Reasoning about absolute continuity between two measures by reasoning about their supports Suppose we have two measures $\mu, \nu$ on $(\mathbb{R}, \mathcal{B}(\mathbb{R}))$ with $\text{supp}(\mu) \subseteq \text{supp}(\nu)$, where $\text{supp}(\mu)$ denotes the support of $\mu$, i.e.
$$
\text{supp}(\mu) := \{x \in \mathbb{R} : \forall \epsilon > 0, \mu(B(x, \epsilon)) > 0\}
$$
(where $B(x, \epsilon)$ denotes a ball of radius $\epsilon$ at $x$), and similarly for $\nu$.
I want to know when this allows us to infer that $\mu \ll \nu$. I know that we can't conclude this in general, since, for example, the hypotheses are satisfied if $\mu$ is the Dirac measure at $0$ and $\mu$ is the Lebesgue measure, and yet $\mu(\{0\}) = 1$ with $\nu(\{0\}) = 0$.
However, I wonder if we can conclude that $\mu \ll \nu$ when $\mu$ and $\nu$  have densities $f$ and $g$ respectively with respect to the Lebesgue measure? If not, does adding the assumption that $\mu$ and $\nu$ are both probability measures make this statement true?
 A: Let $A$ be a "fat Cantor set": a compact set of positive Lebesgue measure (let's say measure $1$) that is nowhere dense. 
Enumerate the intervals with rational endpoints:
$(a_n, b_n)$ where $a_n < b_n$.
 Construct inductively two sequences $B_n$ and $C_n$ of compact sets that are
affine images of $A$ ($B_n = s_n A + t_n$ and $C_n = u_n A + v_n$ with 
$s_n, u_n > 0$ and $t_n, v_n$ real), such that 


*

*$B_n$ and $C_n$ are both in the interval $(a_n, b_n)$

*These are all disjoint ($B_i \cap B_j = \emptyset$ for $i \ne j$,
$C_i \cap C_j = \emptyset$ for $i \ne j$, $B_i \cap C_j = \emptyset$ for all $i$ and $j$).
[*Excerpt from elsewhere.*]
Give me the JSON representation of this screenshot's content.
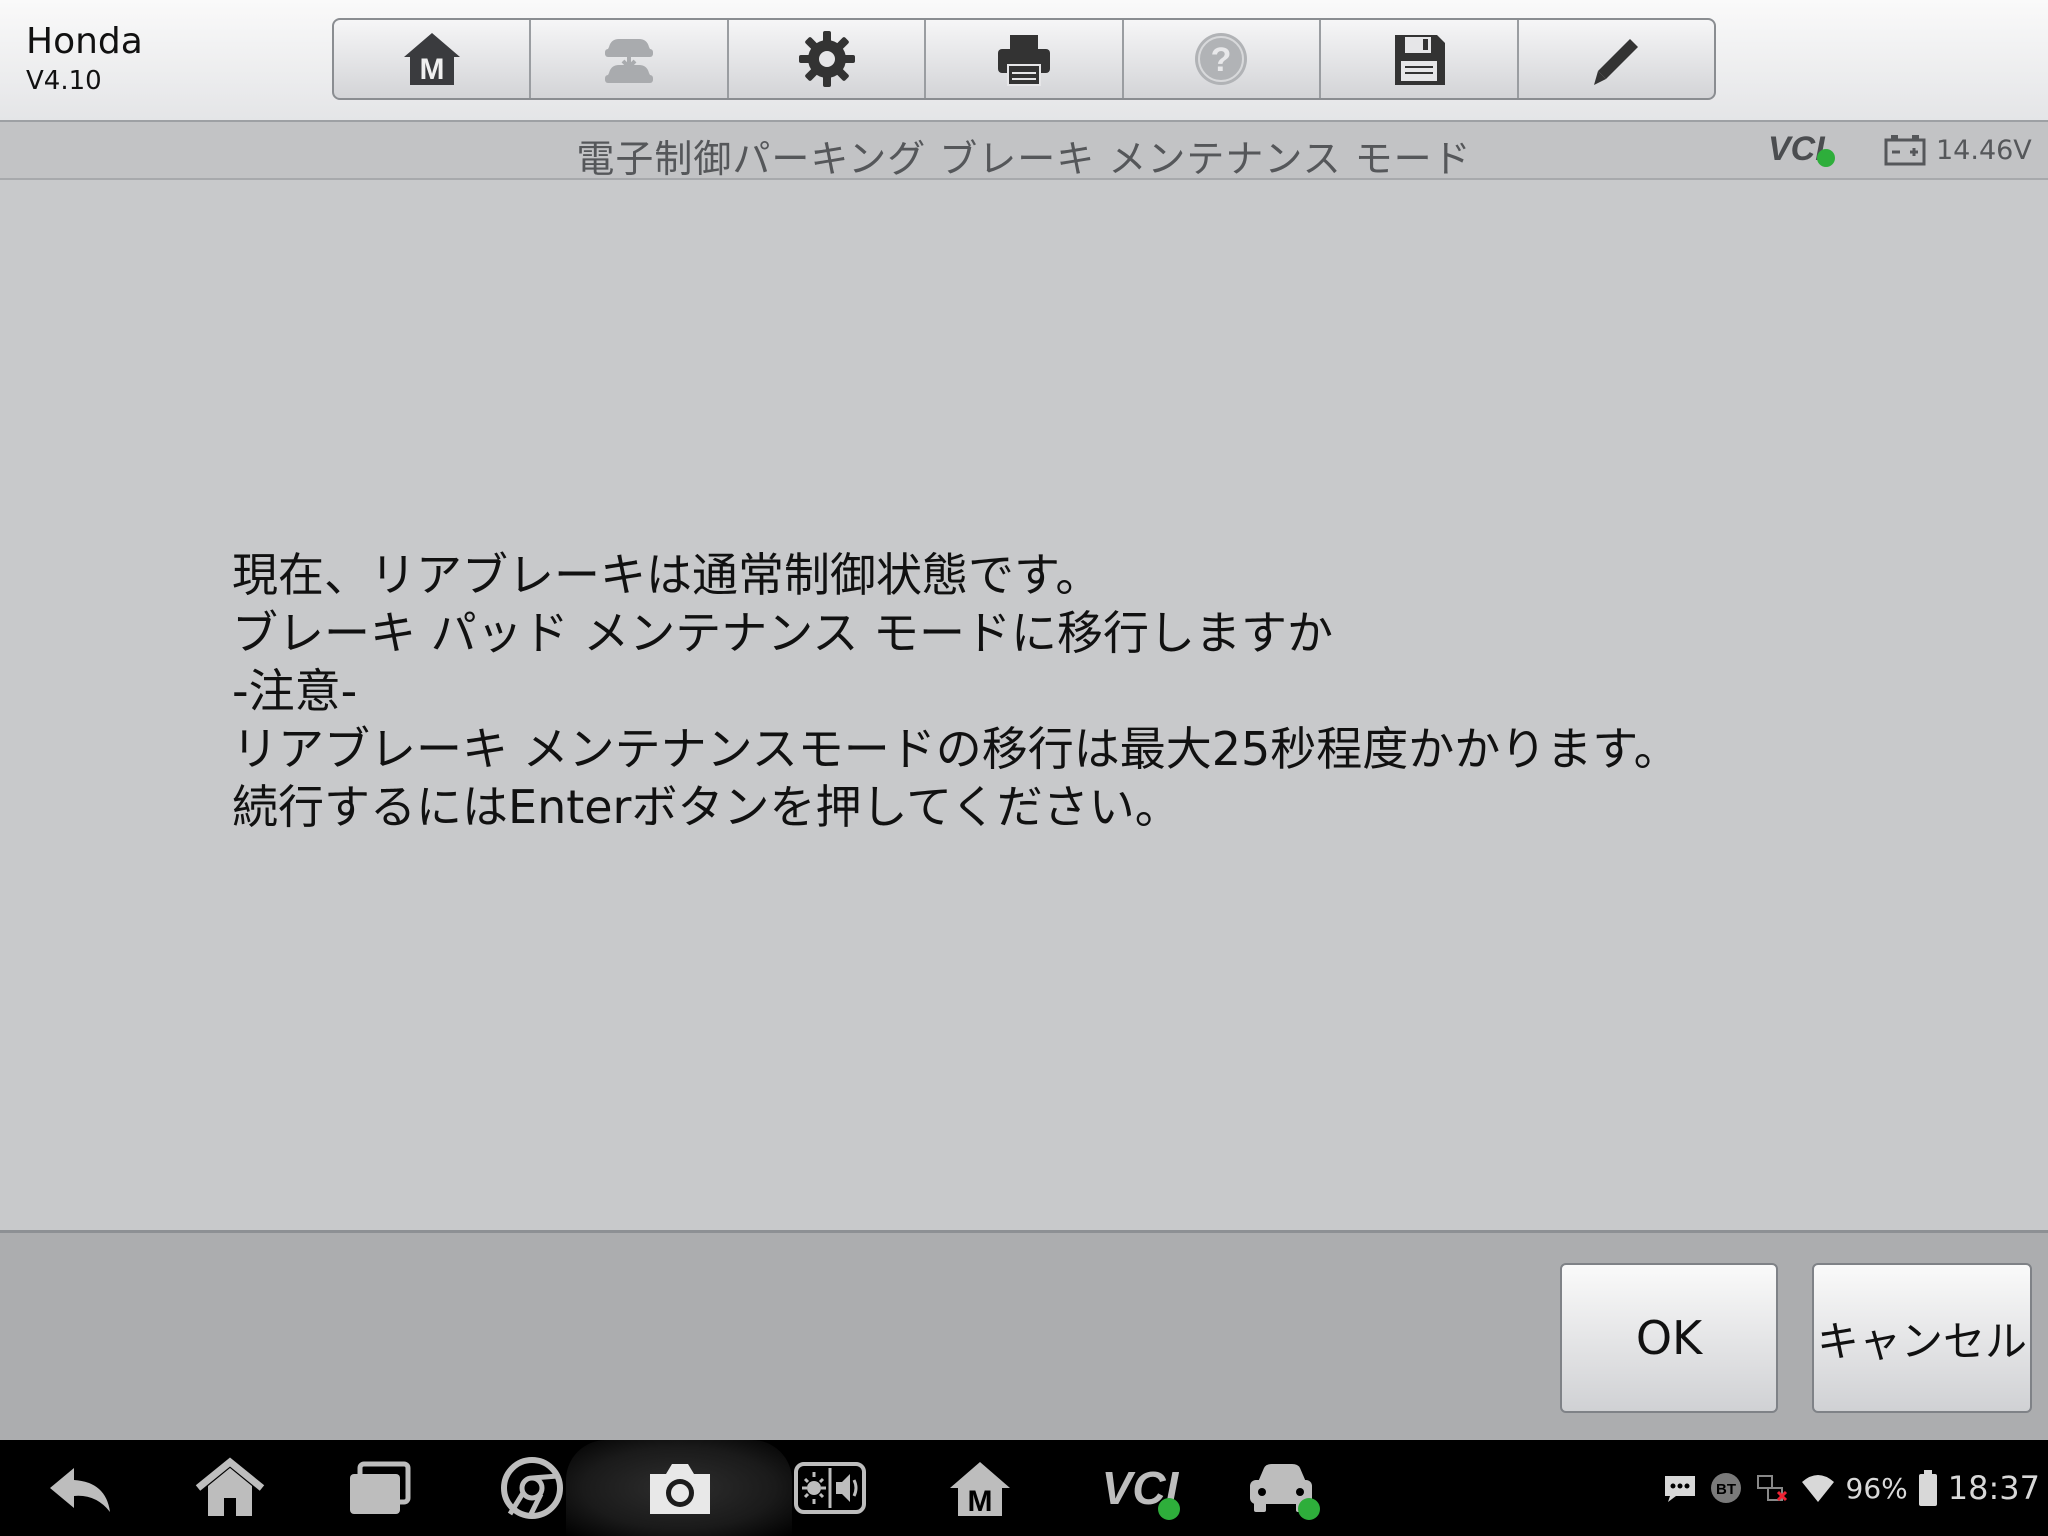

Then we can construct probability measures $\mu$ and $\nu$ such that $\mu$ is the sum over $n$ of suitable positive multiples of Lebesgue measure restricted to $B_n$,
and $\nu$ is the sum over $n$ of suitable positive multiples of Lebesgue measure restricted to $C_n$. 
The support of each is all of $\mathbb R$, because every interval with rational endpoints contains a $B_n$ whose $\mu$-measure is positive and a $C_n$ whose $\nu$-measure is positive. Each has a density with respect to Lebesgue measure, which is constant on each $B_n$ or $C_n$.
 But they are mutually singular: $\mu(\bigcup_n C_n) = \nu(\bigcup_n B_n) = 0$ while $\mu(\bigcup_n B_n) = \nu(\bigcup_n C_n) = 1$.